Tuesday, February 09, 2010

Reflection Pond #11

Bill Callahan - Sometimes I Wish We Were An Eagle (2009)

Bill Callahan is a Zen musician. What does that mean really? I don't know but if there were such a thing then Callahan would be it. Originally showering the masses with wisdom through the guise of Smog, Callahan weaved his magical karmic blend for over a decade. Now he's brought us the second of his solo work and it is a crisp strange blessed event. Both Xtimu and I have sat on the sofa in a mellow fog and devoured this album, wondering about the intricacies of the lyrics and the tenor of his thick voice ravaged by years of song. Eagle slowly built up in appreciation from not being able to understand any of it to complete enlightenment, which is why I call it Zen music. Here's an example: perhaps what turned into one of my favorite songs of the year, Eid Ma Clack Shaw, was originally just something floating in the background until I actually listened to the lyrics. These lines stand out,

I dreamed it was a dream that you were gone
I woke up feeling so ripped by reality
Love is the king of the beast
And when it gets hungry it must kill to eat
Love is the king of the beast
A lion walking down city streets
I fell back asleep sometime later on
And I dreamed the perfect song
It held all the answers like hands laid on
I woke halfway and scribbled it down
And in the morning I read what I wrote
It was hard to read at first but here's what it said
Eid ma clack shaw
Zupoven del ba
Mertepy ven seiner
Cofally ragdah
Show me the way Show me the way Show me the way
To shake a memory

Sometimes the words we are looking for, the tone that will give our lives immense meaning isn't something that we can understand unless we are lost in a dream.

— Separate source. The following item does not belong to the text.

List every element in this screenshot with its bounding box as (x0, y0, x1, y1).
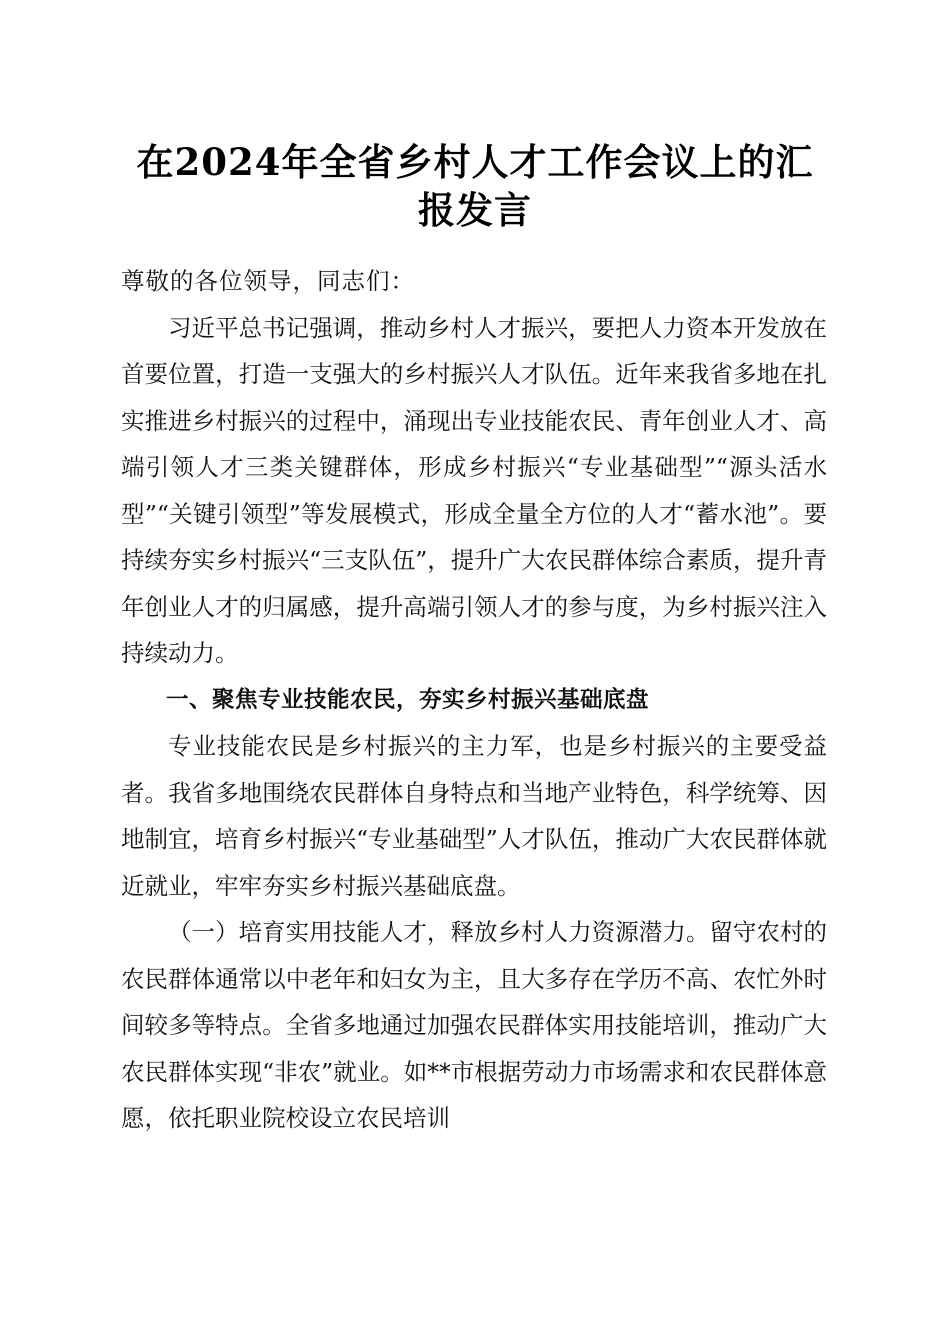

Revolutionary Road - Sam Mendes (2008)

Revolutionary Road is adapted from a book that was written in 1962 and was obviously an indictment of the 50's way of life. I though that it was banned for awhile and that if you had it on your bookshelf then you were considered a communist. I can't seem to find anything regarding that in the history and since it came after McCarthyism, I guess it wasn't directly immersed in the heavy politics of the time. It definitely is a harsh statement against the increasingly corporate environment that was emerging in Amerika during that time and gives you the sense that our capitalistic culture is ultimately soul-crushing. The story is still completely relevant today and as our house of cards comes tumbling down around us, we may find a new avenue toward revolution that was inherent in this film. Another aspect of the story is that it shows in glaring detail the oppression that women faced in the culture at the time and as our current Supreme Court slowly erodes women's rights, the plight of April Wheeler may not be just a distant memory. Directed by Sam Mendes with the lofty and talented Kate Winslett and Leonardo Dicaprio, Revolutionary Road is an extremely good movie. It gets everything right, while creating the exact feel of the era, as well as tapping into the heart-wrenching emotions of the characters. It's lovely to look at but hard to watch, hard to digest as we trudge along in our false sense of security.